Die Direktorin lässt sich von den Vandal:innen nicht unterkriegen

Entmutigen lässt sich die Direktorin durch den Vandalenakt nicht. Für sie ist es ein Aufruf, daran weiterzuarbeiten, „die Menschen – gerade in unserem Umfeld – aufzuklären, auf die Menschenrechte hinzuweisen und Inklusion vorzuleben!“ Denn ein Grund für die Regenbogen-Zebrastreifen war, dass Fahnen oft heruntergerissen würden.

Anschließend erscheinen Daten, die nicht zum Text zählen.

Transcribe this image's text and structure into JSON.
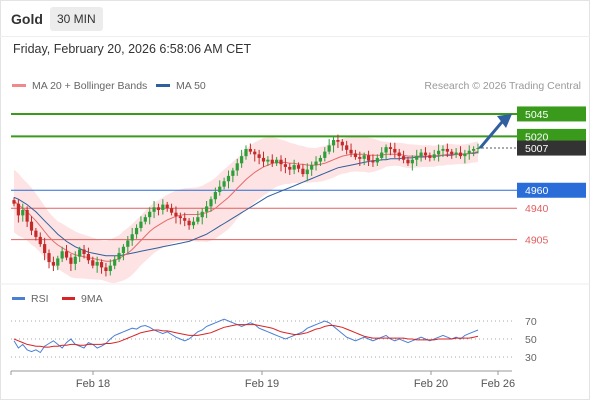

Auch die Grüne Stadträtin Martina Berthold ist empört. „Diese nächtliche Schmieraktion zeigt, es gibt immer noch Menschen gibt die Vielfalt nicht aushalten. Die wollen scheinbar in einer eintönigen Welt leben, aber als Menschenrechtsstadt Salzburg werden wir nicht müde, uns für ein diskriminierungsfreies Zusammenleben in unserer Stadt einzusetzen.“

HOSI Salzburg lädt Kritiker:innen zum Gespräch ein

Auch Conny Felice, Geschäftsführerin der HOSI Salzburg, macht klar, dass ein solcher Vandalenakt nicht klein geredet werden dürfe. „Besonders schade finde ich, dass das ein direkter Angriff gegen ein Symbol ist, das für Freiheit steht“ Sie lädt im Namen der HOSI Salzburg Kritiker:innen zum Dialog ein.

Ihr Ziel haben die Vandal:innen übrigens nicht erreicht. Der städtische Bauhof wird den Regenbogen-Zebrastreifen wiederherstellen. Außer den beiden Zebrastreifen in Liefering gibt es in Salzburg derzeit noch einen beim Schloß Mirabell. Ein weiterer ist in Planung.

Die unbekannten Täter:innen könnten dafür bald Probleme mit der Staatsanwaltschaft bekommen. Da das Beschädigen eines Zebrastreifens strafrechtlich relevant ist, hat die Polizei Anzeige gegen Unbekannt erstellt. Außerdem bittet die Polizei die Bevölkerung um Hinweise.